Question

the development of graphene - based transistors has revolutionized the field of electronics due to their exceptional electrical properties. graphene, a single layer of carbon atoms arranged in a hexagonal lattice, exhibits remarkable electron mobility, which allows for faster signal transmission compared to traditional silicon - based transistors. researchers at the university of manchester have been investigating the potential of graphene transistors in high - frequency applications, such as terahertz (thz) communication systems. they hypothesize that the unique band structure of graphene, which lacks a bandgap, can be engineered to create a pseudo - bandgap through the application of an external electric field, thereby enhancing the transistor’s performance in thz frequencies.
12
which finding, if true, would most directly support the researchers hypothesis?
a the application of an external electric field to graphene transistors results in a significant increase in electron mobility compared to silicon transistors, enhancing the performance in sub - thz frequencies.
b due to the pseudo - bandgaps created through the external electric field, the graphene transistors exhibit a level of performance in thz frequencies that is much more dynamic than those possible with traditional silicon - based transistors.
c the creation of a pseudo - bandgap in graphene transistors through an external electric field leads to a marked improvement in signal transmission at thz frequencies compared to those achievable by traditional silicon - based transistors.
d the unique band structure of graphene allows for the development of flexible and transparent electronic devices.

Explanation:

The researchers' hypothesis states that graphene's band structure (lacking a bandgap) can be engineered via an external electric field to create a pseudo-bandgap, enhancing transistor performance in THz frequencies.
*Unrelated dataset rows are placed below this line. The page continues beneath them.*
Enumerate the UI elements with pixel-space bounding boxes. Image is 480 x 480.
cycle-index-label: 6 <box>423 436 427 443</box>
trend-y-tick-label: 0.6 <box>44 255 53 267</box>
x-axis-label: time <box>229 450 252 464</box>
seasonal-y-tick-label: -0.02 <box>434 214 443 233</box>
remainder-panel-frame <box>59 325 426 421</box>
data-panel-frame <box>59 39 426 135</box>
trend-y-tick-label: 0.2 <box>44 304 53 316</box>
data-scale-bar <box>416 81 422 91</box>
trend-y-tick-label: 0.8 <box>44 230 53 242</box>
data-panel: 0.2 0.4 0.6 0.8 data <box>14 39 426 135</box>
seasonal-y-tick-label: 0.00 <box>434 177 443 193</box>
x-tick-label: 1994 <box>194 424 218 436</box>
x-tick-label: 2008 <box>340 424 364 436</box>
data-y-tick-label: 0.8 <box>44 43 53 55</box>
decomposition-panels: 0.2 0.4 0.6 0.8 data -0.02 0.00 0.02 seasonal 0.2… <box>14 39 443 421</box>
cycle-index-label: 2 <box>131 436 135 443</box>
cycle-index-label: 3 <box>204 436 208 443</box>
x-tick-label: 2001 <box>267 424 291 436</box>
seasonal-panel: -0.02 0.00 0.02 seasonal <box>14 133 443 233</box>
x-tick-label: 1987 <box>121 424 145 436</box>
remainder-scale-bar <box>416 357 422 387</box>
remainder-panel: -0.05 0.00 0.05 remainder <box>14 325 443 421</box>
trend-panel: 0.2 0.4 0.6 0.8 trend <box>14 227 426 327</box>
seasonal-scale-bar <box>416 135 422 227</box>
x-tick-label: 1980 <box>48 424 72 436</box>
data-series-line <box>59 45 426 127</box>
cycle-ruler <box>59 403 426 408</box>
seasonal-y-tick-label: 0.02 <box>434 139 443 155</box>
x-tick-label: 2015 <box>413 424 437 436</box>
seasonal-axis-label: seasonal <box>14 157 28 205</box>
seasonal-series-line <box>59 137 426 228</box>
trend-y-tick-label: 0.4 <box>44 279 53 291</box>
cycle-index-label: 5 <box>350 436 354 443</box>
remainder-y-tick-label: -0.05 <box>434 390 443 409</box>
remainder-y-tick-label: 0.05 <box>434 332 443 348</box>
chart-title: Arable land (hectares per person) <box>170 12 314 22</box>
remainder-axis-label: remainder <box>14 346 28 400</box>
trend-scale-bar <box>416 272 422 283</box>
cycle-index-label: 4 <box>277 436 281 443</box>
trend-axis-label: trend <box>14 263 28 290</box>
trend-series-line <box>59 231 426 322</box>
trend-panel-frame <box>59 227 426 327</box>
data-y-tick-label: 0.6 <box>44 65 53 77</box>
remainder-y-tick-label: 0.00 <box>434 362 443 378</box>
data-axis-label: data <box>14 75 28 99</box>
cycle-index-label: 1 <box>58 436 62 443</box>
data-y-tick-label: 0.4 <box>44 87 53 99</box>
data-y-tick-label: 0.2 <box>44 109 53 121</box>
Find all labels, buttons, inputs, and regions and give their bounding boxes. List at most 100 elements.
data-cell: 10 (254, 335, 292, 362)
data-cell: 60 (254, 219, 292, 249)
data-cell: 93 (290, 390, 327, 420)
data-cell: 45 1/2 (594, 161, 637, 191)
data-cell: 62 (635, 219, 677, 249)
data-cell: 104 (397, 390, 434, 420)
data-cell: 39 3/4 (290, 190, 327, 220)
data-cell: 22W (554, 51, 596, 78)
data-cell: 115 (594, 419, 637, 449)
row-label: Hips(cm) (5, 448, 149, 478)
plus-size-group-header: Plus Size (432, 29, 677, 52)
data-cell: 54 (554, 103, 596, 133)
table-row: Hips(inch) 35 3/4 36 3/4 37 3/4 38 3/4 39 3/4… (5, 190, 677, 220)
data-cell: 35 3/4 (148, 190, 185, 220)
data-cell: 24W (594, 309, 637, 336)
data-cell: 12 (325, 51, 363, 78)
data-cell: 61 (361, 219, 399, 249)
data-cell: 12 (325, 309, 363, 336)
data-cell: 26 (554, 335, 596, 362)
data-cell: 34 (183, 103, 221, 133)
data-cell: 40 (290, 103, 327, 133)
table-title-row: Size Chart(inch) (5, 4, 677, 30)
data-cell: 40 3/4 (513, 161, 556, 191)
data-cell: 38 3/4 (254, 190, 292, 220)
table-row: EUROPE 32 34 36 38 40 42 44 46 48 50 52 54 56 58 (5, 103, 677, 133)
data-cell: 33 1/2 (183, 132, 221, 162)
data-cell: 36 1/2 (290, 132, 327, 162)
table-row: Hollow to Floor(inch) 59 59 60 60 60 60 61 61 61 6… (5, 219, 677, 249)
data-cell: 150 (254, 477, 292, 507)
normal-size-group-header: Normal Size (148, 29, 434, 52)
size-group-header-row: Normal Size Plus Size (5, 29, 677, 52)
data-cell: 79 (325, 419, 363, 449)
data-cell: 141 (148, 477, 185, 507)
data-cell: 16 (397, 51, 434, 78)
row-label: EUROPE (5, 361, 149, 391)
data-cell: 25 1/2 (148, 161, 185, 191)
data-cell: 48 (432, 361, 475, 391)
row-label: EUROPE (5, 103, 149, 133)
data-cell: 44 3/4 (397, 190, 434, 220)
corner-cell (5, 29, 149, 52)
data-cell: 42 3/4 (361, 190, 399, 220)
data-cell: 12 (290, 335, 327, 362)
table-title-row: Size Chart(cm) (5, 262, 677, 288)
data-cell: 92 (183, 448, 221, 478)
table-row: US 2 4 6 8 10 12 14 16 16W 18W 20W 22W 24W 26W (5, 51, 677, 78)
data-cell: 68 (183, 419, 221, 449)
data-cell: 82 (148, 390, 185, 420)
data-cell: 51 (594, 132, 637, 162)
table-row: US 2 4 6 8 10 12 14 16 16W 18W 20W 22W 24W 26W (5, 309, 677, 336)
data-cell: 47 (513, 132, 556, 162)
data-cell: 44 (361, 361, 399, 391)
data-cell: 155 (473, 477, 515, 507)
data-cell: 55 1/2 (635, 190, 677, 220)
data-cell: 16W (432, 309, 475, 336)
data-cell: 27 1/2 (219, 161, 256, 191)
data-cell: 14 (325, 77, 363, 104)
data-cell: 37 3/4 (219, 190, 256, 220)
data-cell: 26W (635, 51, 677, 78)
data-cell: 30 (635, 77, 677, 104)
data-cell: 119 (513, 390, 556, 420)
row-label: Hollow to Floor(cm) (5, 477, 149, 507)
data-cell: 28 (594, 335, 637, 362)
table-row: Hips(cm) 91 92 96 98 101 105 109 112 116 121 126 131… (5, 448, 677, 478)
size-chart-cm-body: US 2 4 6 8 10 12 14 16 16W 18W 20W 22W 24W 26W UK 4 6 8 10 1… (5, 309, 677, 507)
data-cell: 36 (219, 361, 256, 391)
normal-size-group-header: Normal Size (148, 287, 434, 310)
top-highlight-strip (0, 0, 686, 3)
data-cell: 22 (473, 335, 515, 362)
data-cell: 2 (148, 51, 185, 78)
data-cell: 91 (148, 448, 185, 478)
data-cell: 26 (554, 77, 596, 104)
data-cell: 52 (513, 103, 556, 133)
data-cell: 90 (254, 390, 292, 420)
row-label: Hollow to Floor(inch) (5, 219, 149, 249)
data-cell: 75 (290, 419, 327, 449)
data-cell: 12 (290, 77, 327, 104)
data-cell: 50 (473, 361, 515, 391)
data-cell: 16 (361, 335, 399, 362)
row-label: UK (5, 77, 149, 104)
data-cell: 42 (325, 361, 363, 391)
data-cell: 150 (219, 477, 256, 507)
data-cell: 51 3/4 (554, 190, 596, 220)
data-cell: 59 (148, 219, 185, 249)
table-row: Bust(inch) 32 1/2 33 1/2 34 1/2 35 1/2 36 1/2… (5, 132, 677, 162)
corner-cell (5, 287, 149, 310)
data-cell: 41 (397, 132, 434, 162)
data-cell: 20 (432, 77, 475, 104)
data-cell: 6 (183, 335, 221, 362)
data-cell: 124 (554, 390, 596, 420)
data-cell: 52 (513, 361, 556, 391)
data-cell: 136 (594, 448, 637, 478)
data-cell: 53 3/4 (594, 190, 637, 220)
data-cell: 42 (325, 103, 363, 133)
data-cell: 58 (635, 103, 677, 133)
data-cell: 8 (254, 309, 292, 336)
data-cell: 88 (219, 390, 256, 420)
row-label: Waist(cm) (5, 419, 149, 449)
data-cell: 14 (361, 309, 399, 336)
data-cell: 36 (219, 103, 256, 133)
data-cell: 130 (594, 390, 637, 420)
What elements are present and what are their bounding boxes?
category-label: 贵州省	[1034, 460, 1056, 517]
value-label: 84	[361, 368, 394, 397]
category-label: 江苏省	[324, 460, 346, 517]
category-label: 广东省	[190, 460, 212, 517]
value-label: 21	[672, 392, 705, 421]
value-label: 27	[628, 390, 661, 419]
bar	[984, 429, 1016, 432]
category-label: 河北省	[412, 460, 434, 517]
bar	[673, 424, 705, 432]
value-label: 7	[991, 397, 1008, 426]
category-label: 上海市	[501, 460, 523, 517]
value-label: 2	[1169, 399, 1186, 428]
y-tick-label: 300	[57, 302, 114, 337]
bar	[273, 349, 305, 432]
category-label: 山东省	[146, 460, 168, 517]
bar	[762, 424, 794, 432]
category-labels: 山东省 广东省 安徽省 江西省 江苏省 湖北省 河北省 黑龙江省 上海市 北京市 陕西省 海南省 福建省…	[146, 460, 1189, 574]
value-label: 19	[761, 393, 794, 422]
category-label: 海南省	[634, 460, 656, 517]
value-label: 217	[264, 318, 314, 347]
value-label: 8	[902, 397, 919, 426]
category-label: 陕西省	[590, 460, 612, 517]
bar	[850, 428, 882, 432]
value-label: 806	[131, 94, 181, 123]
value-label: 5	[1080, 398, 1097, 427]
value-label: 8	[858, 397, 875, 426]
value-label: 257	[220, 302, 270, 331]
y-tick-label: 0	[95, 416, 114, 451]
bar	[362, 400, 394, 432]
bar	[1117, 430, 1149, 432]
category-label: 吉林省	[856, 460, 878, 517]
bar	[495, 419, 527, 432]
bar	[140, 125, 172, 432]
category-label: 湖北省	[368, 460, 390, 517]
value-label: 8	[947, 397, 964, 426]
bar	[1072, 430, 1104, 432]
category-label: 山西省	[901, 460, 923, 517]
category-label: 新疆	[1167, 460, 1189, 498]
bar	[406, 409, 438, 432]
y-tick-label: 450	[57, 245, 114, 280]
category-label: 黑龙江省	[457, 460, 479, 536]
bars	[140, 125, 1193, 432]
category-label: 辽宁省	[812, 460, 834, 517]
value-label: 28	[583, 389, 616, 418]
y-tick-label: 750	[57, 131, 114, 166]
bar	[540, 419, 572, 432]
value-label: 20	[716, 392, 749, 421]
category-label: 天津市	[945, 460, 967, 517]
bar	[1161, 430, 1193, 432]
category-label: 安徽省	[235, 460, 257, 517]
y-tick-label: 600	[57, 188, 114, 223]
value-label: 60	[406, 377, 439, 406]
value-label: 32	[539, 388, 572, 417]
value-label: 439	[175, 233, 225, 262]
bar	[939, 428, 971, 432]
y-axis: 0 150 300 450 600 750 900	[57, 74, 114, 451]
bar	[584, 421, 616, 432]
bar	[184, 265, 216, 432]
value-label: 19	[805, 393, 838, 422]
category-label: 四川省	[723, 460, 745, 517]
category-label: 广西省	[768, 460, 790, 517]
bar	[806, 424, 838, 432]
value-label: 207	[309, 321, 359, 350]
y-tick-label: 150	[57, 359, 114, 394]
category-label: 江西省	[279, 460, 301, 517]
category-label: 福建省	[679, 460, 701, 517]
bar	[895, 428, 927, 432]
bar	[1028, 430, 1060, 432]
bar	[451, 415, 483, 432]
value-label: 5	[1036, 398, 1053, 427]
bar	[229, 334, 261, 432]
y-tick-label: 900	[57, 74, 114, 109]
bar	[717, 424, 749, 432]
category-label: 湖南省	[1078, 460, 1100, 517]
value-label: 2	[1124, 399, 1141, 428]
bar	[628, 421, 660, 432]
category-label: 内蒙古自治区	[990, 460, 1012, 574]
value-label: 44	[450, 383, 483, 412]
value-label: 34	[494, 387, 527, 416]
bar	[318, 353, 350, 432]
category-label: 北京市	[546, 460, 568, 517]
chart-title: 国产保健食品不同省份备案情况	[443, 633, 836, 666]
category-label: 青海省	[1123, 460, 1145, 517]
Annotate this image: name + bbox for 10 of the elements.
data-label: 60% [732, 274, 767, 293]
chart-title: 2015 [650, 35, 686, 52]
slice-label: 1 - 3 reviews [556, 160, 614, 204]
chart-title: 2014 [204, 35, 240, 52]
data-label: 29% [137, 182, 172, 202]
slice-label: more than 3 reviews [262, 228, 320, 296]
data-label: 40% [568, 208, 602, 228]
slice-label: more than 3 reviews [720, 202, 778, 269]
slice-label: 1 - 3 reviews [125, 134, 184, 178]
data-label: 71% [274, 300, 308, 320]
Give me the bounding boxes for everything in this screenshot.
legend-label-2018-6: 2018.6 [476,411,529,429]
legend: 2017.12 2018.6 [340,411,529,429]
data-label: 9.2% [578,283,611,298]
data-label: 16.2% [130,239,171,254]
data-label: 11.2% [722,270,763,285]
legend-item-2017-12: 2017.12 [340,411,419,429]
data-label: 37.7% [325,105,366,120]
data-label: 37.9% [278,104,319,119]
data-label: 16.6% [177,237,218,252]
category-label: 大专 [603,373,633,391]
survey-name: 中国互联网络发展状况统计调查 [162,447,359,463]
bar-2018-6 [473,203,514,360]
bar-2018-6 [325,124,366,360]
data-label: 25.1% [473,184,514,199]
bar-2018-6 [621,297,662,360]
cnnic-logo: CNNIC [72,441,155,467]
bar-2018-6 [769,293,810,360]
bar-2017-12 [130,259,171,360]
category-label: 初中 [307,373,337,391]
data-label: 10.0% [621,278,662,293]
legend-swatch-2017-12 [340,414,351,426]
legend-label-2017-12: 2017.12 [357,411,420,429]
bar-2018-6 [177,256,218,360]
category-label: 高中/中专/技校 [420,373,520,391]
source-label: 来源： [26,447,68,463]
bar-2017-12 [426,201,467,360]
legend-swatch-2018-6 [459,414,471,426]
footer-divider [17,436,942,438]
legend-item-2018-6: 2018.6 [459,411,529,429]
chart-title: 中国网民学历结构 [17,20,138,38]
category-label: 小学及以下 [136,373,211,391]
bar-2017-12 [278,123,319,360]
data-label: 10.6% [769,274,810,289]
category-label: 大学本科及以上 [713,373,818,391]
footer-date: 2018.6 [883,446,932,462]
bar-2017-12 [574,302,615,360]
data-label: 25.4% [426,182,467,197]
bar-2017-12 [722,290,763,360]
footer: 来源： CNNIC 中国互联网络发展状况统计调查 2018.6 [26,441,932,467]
Option C directly links the creation of the pseudo-bandgap via an external field to improved THz signal transmission over silicon transistors, which directly supports the core claim of the hypothesis. Other options either focus on unrelated properties (D), vague "dynamic performance" (B), or electron mobility without tying to the pseudo-bandgap and THz performance (A).

Answer:

C. The creation of a pseudo-bandgap in graphene transistors through an external electric field leads to a marked improvement in signal transmission at THz frequencies compared to those achievable by traditional silicon-based transistors.